Mitch, this means that we have reached the edge again. Non-additive measures in this space is right on the edge of possible.
TL;DR (aka short answer)
Using a BY statement does not mean that your code will run faster.
Sometimes a CLASS statement is the only proper answer, esp if it fits in memory.
Long Answer
Version A:
proc summary data=xtrips_01_sort_V missing nway threads ;
by n_market n_products n_time n_demos n_trips ;
var prj_factor dollars_A2 dollars_A4 units_A4 ;
output out=perm.xtrips_03_sort_&part. ( drop=_: ) n(prj_factor)=trips_A1 sum=trips_A2 dollars_A2 dollars_A4 units_A4 ;
format _numeric_ comma15. ;
run ;
Version B:
proc summary data=xtrips_01_sort_V missing nway threads ;
class n_market n_products n_time n_demos n_trips ;
var prj_factor dollars_A2 dollars_A4 units_A4 ;
output out=perm.xtrips_03_sort_&part. ( drop=_: ) n(prj_factor)=trips_A1 sum=trips_A2 dollars_A2 dollars_A4 units_A4 ;
format _numeric_ comma15. ;
run ;
Facts
input file
270 million records
35gb sas compressed data (which uses more pages than uncompressed? So clearly I should not have compressed on LOL)

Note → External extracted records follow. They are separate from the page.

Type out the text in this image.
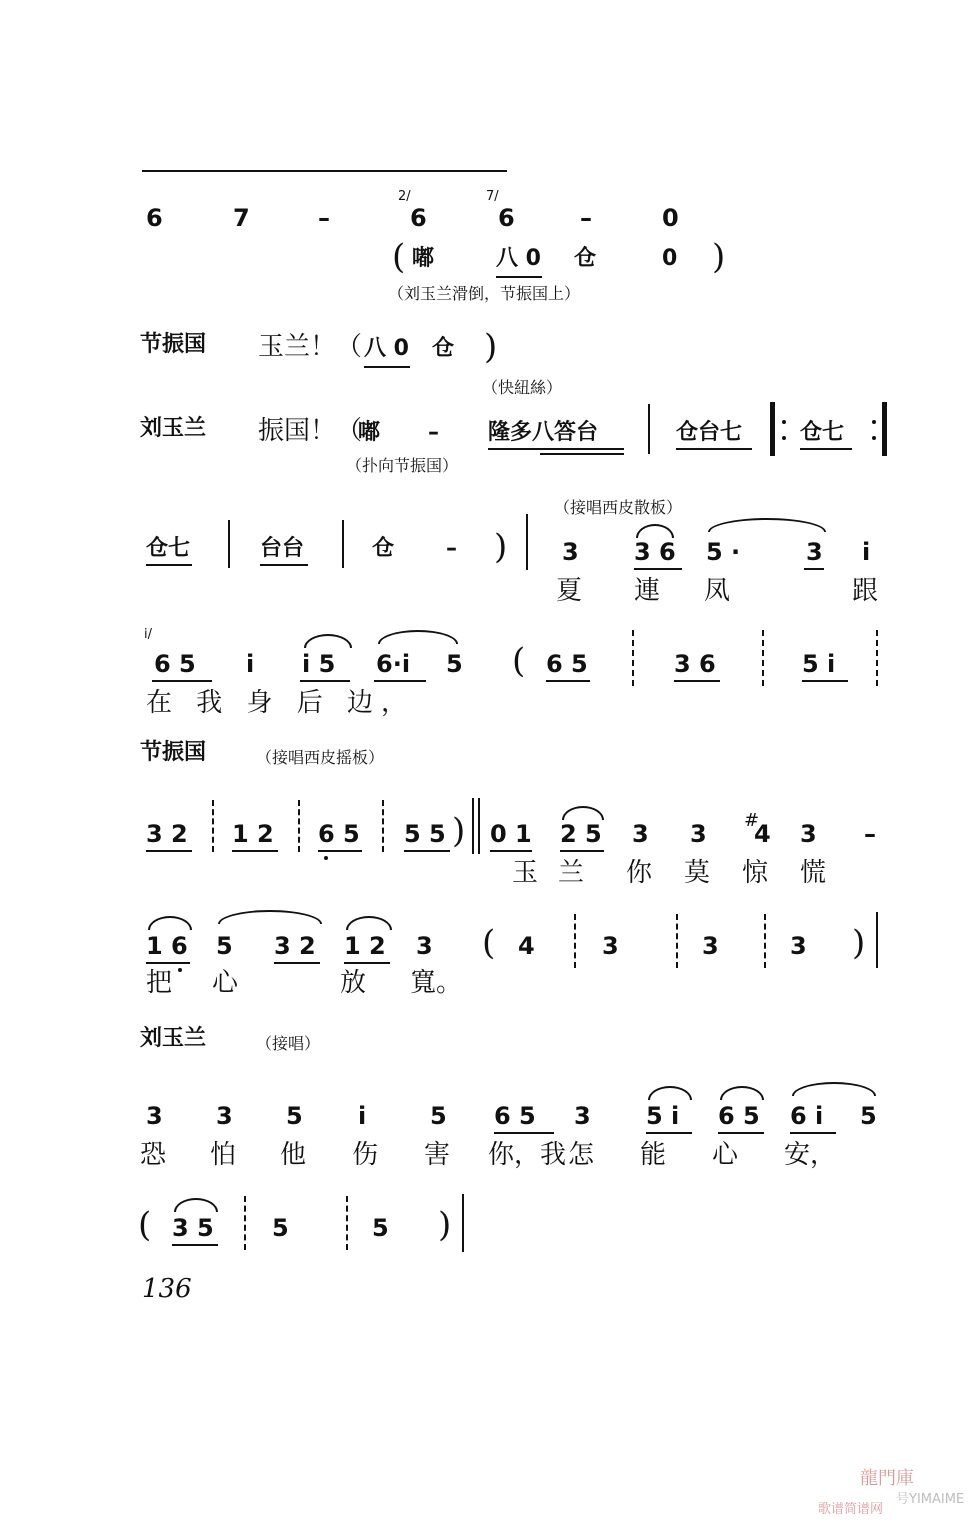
6	7	–
2/
6
7/
6	–	0
( 嘟	八 0 仓	0 )
（刘玉兰滑倒，节振国上）
节振国 玉兰！（ 八 0 仓 )
（快紐絲）
刘玉兰 振国！（
嘟 – 隆多八答台	仓台七	仓七
（扑向节振国）
（接唱西皮散板）
仓七	台台	仓 – ) 3 3 6 5 ·	3 i
夏 連 凤	跟
i/
6 5 i i 5 6·i 5 ( 6 5	3 6	5 i
在 我 身 后 边，
节振国	（接唱西皮摇板）
3 2 1 2 6 5 5 5 ) 0 1 2 5 3 3 #
4 3 –
玉 兰 你 莫 惊 慌
1 6 5 3 2 1 2 3 ( 4	3	3	3 )
把 心	放 寬。
刘玉兰	（接唱）
3 3 5 i	5 6 5 3 5 i 6 5 6 i 5
恐 怕 他 伤 害 你，我 怎 能 心 安，
( 3 5 5	5 )
136
龍門庫
歌谱简谱网
号YIMAIME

Sorted! The dataset was created by a previous proc summary with a CLASS statement, so it is SORTED by the same set of variables (plus a couple of more at the end).
Output file
20 million records
2gb (gah TURN COMPRESSION OFF!!! If you have not character strings, compression isn’t that useful!!)
Assumptions
1) I have to run this code 100 times. It is critical that it not take an insane amount of time.
2) Given that the input dataset is sorted, we know that using the by statement will be faster.
3) We know that using the class statement will use more memory because it will have to store all the results before writing the file out.
4) So I assumed that Version A would run faster than Version B and probably a LOT faster.
Results and the wakeup call
1) Version A took from 10-20 hours. I killed it long before it finished.
2) Version B took 10 minutes. Read that again. 10 minutes.
3) Yes, version B took 4gbs of memory to run, but so what. We have tons of memory.
Conclusions
1) Do not assume that you need to sort the data before using proc summary.
2) If your output dataset from proc summary can “fit” in memory, use a class statement without sorting first
You think I am kidding?
Here is another example:
Input file: 503,012,176 records – (unsorted data – sorting takes about 70 mins on its own!)
Output file: 269,648,824 records – 35gb!
Memory used: 45gb !!!
Time: 60mins
Here is the insane part, I have to run this process 100 times.
I am looking at 100-150 hours of total running time.
How much time are you wasting in your jobs?
How many times do you run summary in how many jobs over how many days over how many years?
If you do it a lot, maybe you need to invest some time to save some time.
Alas, I am pretty certain the results are the reverse or irrelevant for small/tiny datasets.
Spend an hour testing on your longest running proc sort and proc summary.